С тех пор прошло так много лет, а, возвращаясь мыслями, переживаю прожитые мгновения, словно все было вчера.
В середине 90-х годов, когда я жил уже в Париже, Неля, так звали мою первую любовь, оказалась в туристической группе художников из моего родного Минска. Встретились у меня. Жена приготовила ужин. Весь вечер Неля сидела, не снимая кружевную, крупной вязки, белую, обтягивающую голову шапочку. Налобие было вязано более тонкими кружевами. Его ажурный рисунок спускался узорной каймой до бровей. Неля что-то рассказывала, была оживлена, но я не слышал ее. Мое внимание было сосредоточено на ее лице, на этой дурацкой шапочке, щемяще напомнившей кружевные накидки на многочисленных подушечках, заварном чайнике, сахарнице и прочих предметах в ее родительском доме и, кроме того, лубочные картинки с русскими девицами в кокошниках.
Я напрягал память и воображение в желании отыскать в облике сидящей напротив женщины, по сути, уже совсем чужой, то, что в былом вызывало во мне священный трепет, томительные желания, неизъяснимую радость, отчаяние… то, ради чего готов был умереть, пожелай она этого. И еще одна мысль не отпускала меня в этот вечер. Догадывается ли она, думал я, что моя любовь, никогда ею не разделенная, выстроила всю мою жизнь.

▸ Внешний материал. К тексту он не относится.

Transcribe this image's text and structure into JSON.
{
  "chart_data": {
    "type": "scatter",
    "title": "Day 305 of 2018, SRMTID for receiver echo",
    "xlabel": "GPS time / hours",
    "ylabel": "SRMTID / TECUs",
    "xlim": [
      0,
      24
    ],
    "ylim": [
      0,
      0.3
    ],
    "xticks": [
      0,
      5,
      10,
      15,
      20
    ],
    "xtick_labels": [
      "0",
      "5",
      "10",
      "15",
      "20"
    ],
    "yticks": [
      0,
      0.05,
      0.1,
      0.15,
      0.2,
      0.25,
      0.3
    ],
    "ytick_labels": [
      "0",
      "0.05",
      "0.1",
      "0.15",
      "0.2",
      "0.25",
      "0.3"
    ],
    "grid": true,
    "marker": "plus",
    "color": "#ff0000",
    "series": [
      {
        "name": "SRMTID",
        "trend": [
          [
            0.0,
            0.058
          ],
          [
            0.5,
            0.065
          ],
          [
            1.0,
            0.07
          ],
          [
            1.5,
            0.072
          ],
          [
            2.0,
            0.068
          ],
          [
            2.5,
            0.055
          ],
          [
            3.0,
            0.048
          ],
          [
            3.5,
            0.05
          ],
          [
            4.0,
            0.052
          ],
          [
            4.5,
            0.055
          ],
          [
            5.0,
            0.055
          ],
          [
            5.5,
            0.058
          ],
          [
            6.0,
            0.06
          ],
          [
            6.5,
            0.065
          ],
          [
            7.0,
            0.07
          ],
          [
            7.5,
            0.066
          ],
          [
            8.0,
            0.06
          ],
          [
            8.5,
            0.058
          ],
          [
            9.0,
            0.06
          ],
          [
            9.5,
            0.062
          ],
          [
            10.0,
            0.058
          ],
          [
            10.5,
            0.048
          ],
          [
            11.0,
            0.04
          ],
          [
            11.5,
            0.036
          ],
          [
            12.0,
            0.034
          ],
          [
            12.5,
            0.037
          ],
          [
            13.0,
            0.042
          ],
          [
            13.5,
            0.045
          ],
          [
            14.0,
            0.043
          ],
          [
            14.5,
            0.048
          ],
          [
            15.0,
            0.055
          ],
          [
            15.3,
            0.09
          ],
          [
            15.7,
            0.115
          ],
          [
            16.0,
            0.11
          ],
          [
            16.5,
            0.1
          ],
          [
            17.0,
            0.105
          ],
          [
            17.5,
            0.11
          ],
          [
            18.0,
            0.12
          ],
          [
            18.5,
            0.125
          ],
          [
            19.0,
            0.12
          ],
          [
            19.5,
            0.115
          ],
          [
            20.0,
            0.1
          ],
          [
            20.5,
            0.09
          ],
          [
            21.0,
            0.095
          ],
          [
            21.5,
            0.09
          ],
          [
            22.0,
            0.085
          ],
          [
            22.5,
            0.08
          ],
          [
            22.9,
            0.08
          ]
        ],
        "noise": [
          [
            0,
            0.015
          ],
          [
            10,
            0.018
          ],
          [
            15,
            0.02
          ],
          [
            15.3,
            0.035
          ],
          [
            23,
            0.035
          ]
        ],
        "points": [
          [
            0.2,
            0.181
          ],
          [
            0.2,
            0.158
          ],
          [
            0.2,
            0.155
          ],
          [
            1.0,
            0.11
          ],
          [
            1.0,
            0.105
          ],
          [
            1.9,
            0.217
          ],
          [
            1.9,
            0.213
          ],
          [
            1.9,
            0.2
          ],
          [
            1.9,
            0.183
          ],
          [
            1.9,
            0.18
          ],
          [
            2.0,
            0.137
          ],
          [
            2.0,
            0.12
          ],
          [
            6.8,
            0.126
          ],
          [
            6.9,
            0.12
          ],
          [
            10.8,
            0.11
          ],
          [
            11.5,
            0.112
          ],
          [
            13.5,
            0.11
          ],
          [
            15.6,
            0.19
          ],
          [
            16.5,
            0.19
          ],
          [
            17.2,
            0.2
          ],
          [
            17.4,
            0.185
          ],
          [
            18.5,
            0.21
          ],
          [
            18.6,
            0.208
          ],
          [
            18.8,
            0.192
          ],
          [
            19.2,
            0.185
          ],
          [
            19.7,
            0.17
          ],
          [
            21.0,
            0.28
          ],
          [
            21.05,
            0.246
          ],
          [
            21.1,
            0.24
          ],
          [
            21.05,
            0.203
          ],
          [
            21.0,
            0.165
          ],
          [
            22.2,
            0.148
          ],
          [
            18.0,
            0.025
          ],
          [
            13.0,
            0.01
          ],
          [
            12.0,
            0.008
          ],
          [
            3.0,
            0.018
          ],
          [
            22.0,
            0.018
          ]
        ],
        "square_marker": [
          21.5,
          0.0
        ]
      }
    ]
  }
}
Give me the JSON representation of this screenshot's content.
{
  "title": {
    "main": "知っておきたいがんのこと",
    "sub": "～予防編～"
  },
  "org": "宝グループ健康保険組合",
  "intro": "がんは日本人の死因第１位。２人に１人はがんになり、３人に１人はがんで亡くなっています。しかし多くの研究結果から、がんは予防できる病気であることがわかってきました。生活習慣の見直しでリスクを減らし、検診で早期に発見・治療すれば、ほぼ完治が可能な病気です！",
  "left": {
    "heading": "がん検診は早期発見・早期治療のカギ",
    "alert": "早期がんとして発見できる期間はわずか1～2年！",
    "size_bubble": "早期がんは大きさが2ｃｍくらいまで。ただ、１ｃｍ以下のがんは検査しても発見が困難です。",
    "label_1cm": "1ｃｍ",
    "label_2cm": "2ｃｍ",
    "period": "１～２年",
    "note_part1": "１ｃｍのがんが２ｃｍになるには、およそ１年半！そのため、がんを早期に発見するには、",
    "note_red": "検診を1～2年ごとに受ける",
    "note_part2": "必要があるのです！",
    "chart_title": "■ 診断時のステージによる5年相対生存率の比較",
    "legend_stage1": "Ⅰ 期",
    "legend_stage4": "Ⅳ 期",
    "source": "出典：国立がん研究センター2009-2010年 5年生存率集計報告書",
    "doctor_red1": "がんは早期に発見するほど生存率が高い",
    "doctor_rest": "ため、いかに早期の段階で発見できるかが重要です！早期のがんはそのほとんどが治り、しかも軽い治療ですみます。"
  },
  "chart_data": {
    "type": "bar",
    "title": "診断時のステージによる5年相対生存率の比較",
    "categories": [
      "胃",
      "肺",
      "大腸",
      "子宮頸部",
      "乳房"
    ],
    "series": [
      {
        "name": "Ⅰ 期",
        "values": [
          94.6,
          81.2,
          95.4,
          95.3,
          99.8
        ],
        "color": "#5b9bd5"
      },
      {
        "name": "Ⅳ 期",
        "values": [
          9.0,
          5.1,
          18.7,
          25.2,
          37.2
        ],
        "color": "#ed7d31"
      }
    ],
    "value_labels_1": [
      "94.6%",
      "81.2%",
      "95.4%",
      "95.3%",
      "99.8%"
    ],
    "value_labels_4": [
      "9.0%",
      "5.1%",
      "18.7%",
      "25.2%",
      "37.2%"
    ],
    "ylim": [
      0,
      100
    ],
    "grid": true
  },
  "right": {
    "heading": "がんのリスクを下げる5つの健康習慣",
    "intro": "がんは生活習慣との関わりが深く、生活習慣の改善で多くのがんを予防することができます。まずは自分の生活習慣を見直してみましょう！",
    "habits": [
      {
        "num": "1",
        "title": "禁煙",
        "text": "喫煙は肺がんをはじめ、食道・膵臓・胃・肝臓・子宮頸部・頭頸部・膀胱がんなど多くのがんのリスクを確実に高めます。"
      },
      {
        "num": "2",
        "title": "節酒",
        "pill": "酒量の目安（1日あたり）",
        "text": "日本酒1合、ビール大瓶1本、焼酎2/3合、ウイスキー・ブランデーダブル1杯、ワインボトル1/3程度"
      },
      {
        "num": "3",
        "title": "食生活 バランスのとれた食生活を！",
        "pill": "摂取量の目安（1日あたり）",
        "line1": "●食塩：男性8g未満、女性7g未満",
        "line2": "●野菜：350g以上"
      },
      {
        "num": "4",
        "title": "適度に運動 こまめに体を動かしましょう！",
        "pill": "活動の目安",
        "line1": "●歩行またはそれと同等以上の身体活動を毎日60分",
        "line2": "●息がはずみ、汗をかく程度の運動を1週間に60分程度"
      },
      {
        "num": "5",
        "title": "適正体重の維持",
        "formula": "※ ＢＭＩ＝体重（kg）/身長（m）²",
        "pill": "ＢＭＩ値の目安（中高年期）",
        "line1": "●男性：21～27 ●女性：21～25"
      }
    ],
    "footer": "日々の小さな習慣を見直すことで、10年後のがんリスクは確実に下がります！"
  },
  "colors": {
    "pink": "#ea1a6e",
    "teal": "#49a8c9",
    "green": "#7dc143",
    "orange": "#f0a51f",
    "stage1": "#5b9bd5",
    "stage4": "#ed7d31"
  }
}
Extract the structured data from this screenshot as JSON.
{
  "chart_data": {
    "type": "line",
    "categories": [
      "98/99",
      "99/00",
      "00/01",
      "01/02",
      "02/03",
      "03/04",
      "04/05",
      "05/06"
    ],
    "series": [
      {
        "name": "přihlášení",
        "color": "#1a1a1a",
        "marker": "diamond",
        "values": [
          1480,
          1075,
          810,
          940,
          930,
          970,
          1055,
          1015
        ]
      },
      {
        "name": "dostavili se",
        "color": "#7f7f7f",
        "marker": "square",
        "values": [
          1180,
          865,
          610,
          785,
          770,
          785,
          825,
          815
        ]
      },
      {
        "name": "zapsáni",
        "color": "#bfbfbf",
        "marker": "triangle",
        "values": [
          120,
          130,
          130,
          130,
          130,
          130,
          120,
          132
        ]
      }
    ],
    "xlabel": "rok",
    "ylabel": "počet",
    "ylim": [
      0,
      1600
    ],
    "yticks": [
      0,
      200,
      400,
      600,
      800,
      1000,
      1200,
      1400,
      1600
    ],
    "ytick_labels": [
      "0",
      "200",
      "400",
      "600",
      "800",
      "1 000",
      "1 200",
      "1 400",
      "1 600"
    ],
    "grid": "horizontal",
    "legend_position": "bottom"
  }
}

К тому времени я уже знал, сколь драматично сложилась ее судьба. Она потеряла единственную дочь. Разошлась с мужем. Я знал его. Он не был похож на портрет идеального мужчины в рамочке под стеклом в изголовье ее девичьей кровати. Он не носил черного берета да и пушистых усов тоже. Был знаком я и со вторым ее мужем, поэтом. Он показался мне графоманом. Возможно, я ошибался. Последние годы жила одна. Узнав о ее смерти, сердце затосковало, и я надолго погрузился в видения, странные и столь же навязчивые: Неля, красивая, живая, лучистая, лежит на смертном одре, утопая в кружевах, белых яблоневых цветах, и… — в кокошнике. Ну что было делать с этой нелепой картинкой, в которой соединились два ярких мгновенья — Любовь и Смерть. А где же бесконечное множество других? Пятьдесят лет — это много в измерении человеческой жизни. А жизнь мгновений, из которых она соткана, коротка. Мгновения даже очень богатой жизни, возможно, могут уместиться на одной рукописной странице.